Мы не от мира сего. Это, однако же, не значит, что мы должны чуждаться тех людей, с которыми нас сводит действительная жизнь и мечтать о других существах, которые более подходили бы к нашему идеалу. Да, мы должны быть как можно дальше от всего худого и в нас, и в других, наш долг – бороться с этим неустанно. Верующий в «то» царство входит в самое глубокое общение с окружающими его людьми, хотя часто и неведомо для них. Не помимо их он ищет того неба, к которому призван, а в них же и через них же. Он идет к тому миру через деятельное общение с ближними, будь он в сфере мысли, дела или невидимой молитвы и любви. То, что может казаться уединением христианина, – только видимость; он ближе к своим ближним, чем сами ближние между собою и к самим себе. Он сквозь них же, в их собственной глубине, видит просветленный чудный мир того царства всякой красоты, жизни и гармонии, который всегда обнимает их, но в который они никак войти не могут, неудержимо скользя по блестящей поверхности этого мира…
Человек, как существо, предназначенное к бессмертию, не может не иметь предчувствия о нем, но в иных людях чувство это сильно, а в других так слабо, что оно почти ни в чем не проявляется. Отчего это? Да оттого, что в теперешнем составе человека два начала: одно – бессмертное, которое не исчезает в смерти, другое смертное, которое живет только до гроба. Каждое из этих начал производит в человеке сродное себе чувство. Оба эти начала так тесно связаны, что составляют теперь одно целое. Поэтому-то и чувство бессмертия с чувством смертности сливаются в одно неопределенное чувство. Если человек живет более тем, что есть в нем истинно бессмертного, т. е. духом, совестью, то чувство бессмертия усиливается, а если сильно предается тому, что есть в нем временное и мертвое – плоти и крови, – то усиливается чувство смертности. Нашу душу, рвущуюся к свету небесному, нельзя удовлетворить земными благами и потому-то многие люди, имеющие все для земного счастья, испытывают великую тоску; недаром блаженный Августин, испытав все удовольствия и прелести земные, воскликнул: «Ты создал нас для Себя, и сердце наше неспокойно до тех пор, пока не найдет покоя в Тебе».
А великий святитель Григорий Богослов сказал: «Ты создал все непостоянным, чтобы мы всегда стремились к Тебе Постоянному, Вечнонеизменному!»
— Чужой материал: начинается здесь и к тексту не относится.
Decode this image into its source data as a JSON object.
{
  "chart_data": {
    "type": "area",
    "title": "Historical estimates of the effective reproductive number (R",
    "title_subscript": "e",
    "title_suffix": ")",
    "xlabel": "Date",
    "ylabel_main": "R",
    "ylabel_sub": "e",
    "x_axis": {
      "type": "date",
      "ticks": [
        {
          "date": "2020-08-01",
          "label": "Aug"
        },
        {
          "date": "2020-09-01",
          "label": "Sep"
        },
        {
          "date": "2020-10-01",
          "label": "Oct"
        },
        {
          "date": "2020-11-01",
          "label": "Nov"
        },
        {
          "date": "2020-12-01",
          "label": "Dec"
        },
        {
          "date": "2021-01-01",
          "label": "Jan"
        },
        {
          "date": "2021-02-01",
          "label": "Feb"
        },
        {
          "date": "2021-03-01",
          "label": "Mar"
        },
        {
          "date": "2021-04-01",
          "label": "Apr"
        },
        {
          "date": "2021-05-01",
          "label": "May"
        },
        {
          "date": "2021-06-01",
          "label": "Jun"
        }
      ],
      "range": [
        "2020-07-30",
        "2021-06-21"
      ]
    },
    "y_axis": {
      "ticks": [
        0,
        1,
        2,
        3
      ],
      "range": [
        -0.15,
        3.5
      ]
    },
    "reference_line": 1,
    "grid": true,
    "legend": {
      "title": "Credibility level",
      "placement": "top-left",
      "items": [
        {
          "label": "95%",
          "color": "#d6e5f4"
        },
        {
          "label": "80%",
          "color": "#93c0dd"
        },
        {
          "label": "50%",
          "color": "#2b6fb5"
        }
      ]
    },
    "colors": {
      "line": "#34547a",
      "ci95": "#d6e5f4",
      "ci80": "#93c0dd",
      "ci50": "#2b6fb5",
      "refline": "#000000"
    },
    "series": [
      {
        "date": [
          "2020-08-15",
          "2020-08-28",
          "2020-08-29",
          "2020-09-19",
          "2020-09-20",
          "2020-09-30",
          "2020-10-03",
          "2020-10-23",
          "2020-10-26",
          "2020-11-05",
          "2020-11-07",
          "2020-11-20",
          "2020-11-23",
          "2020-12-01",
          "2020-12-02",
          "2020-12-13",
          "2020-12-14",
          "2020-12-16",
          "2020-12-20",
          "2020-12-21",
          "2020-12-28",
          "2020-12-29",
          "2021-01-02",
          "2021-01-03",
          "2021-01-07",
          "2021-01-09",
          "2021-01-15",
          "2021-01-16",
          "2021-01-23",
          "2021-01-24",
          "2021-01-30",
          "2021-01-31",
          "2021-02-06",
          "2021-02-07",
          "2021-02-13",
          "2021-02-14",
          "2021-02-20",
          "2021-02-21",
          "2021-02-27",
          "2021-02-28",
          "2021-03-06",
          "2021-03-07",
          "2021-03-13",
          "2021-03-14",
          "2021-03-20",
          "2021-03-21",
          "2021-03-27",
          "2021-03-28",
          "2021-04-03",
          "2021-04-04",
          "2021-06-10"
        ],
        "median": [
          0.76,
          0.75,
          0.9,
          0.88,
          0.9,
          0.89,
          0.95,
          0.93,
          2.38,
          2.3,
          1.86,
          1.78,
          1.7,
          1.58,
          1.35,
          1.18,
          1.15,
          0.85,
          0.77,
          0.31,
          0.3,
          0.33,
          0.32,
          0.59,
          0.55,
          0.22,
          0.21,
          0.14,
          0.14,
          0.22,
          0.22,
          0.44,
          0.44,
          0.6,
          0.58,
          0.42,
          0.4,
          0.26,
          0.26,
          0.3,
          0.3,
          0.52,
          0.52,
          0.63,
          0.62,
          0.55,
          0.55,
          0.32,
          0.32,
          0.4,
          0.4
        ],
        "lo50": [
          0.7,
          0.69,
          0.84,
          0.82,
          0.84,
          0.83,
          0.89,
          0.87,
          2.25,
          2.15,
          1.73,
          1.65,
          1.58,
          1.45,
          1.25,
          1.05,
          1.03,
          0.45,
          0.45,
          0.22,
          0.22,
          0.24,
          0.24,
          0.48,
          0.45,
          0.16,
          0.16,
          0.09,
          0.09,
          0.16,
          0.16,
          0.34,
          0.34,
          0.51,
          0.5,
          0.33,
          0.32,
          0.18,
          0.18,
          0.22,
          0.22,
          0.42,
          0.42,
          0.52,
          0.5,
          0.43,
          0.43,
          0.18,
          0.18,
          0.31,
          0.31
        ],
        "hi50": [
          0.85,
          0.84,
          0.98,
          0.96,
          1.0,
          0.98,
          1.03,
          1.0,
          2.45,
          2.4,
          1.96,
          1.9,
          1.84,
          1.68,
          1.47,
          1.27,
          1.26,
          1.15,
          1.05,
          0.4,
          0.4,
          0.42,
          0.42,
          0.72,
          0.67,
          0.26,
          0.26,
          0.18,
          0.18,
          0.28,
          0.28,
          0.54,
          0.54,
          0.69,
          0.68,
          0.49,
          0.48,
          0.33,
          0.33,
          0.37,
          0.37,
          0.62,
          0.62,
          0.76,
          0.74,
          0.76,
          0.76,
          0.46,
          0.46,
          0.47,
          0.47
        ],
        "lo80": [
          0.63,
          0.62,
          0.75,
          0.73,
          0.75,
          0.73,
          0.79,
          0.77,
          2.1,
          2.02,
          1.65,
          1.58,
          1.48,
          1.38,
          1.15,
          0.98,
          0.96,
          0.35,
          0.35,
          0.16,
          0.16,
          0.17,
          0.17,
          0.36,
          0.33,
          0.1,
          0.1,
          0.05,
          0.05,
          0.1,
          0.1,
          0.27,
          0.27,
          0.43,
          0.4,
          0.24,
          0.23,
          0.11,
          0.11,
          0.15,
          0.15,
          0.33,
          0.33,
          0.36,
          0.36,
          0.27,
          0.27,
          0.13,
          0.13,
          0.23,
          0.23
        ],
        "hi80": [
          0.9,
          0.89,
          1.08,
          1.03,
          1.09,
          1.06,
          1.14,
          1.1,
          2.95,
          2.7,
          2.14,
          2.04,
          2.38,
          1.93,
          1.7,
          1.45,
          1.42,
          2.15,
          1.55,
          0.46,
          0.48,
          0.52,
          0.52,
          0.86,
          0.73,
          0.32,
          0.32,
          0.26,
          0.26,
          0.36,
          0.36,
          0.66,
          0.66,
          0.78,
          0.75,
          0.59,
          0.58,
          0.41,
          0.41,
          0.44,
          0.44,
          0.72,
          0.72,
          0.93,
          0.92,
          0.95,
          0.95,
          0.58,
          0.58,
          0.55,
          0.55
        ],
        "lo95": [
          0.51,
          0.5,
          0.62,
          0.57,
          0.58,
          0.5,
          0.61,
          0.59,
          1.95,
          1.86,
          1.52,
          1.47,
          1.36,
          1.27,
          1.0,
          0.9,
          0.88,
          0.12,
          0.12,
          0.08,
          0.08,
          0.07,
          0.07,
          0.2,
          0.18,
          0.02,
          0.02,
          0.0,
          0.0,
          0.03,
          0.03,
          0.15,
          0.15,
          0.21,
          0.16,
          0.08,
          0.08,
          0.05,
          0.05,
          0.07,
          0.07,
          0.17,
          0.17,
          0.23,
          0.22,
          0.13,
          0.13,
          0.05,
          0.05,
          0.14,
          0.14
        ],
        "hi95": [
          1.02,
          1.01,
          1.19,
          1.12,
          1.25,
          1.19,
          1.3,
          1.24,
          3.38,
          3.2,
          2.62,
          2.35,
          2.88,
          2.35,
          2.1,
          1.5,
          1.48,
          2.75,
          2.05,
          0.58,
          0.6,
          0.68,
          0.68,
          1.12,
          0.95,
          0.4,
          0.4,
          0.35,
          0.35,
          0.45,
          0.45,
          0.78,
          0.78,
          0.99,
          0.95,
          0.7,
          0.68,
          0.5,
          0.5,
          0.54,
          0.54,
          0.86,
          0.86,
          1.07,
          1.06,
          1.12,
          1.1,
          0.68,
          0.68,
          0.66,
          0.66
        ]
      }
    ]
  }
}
Смерть – великое и страшное таинство, и самое таинственное в ней – момент разлучения души с телом, переход человека из жизни телесной в жизнь чисто духовную, из временной – в вечную. Люди, говорящие легкомысленно о смерти, люди, сами прерывающие свою жизнь самоубийством, – глубоко несчастные и слепые! Ведь самоубийство уничтожает только тело, но не бессмертный дух его, который, по разрешению от тела, перейдет в вечность и некогда вновь соединится с тем же телом, хотя и измененным. И тогда самоубийца даст отчет не только за свое нравственное поведение на Земле, но и за насильственное прекращение своей земной жизни посредством самоубийства, так что, следовательно, освобождая себя самоубийством от временных страданий, он через это подвергает себя величайшему страданию в жизни будущей, вечной. Человек не должен оставлять своего поста на Земле, пока не отзовет его Тот, Кто послал его сюда.
Даже в дохристианском мире строго каралось самоубийство. В Греции от тела самоубийцы отсекали руку, которой он лишил себя жизни, и полагали отдельно. В Спарте и на Кипре совсем не погребали. В Риме Тарквиний Приск повелел тела самоубийц распинать на крестах и отдавать их потом на съедение диким зверям и птицам. Аристотель порицал самоубийство как проявление трусости: страдание и терпение – лучшая школа героизма, вот для страдания-то, для терпения и недостает самоубийце сил и мужества, почему он и бежит от жизни. Много сил нужно, чтобы переносить жизнь, которая нам не обещает ничего, кроме страданий, гораздо больше сил, чем для решения убить себя. И храбрость самоубийц – слепая и только потому кажется некоторым отважной. Индийская поговорка гласит: «Грудной ребенок не боится тигра». И храбрость самоубийцы сильна только до момента смерти, а в момент смерти душа прозревает, и скажи, храбрая душа, будешь ли ты так же сильна и там, пред тем, что тогда увидишь?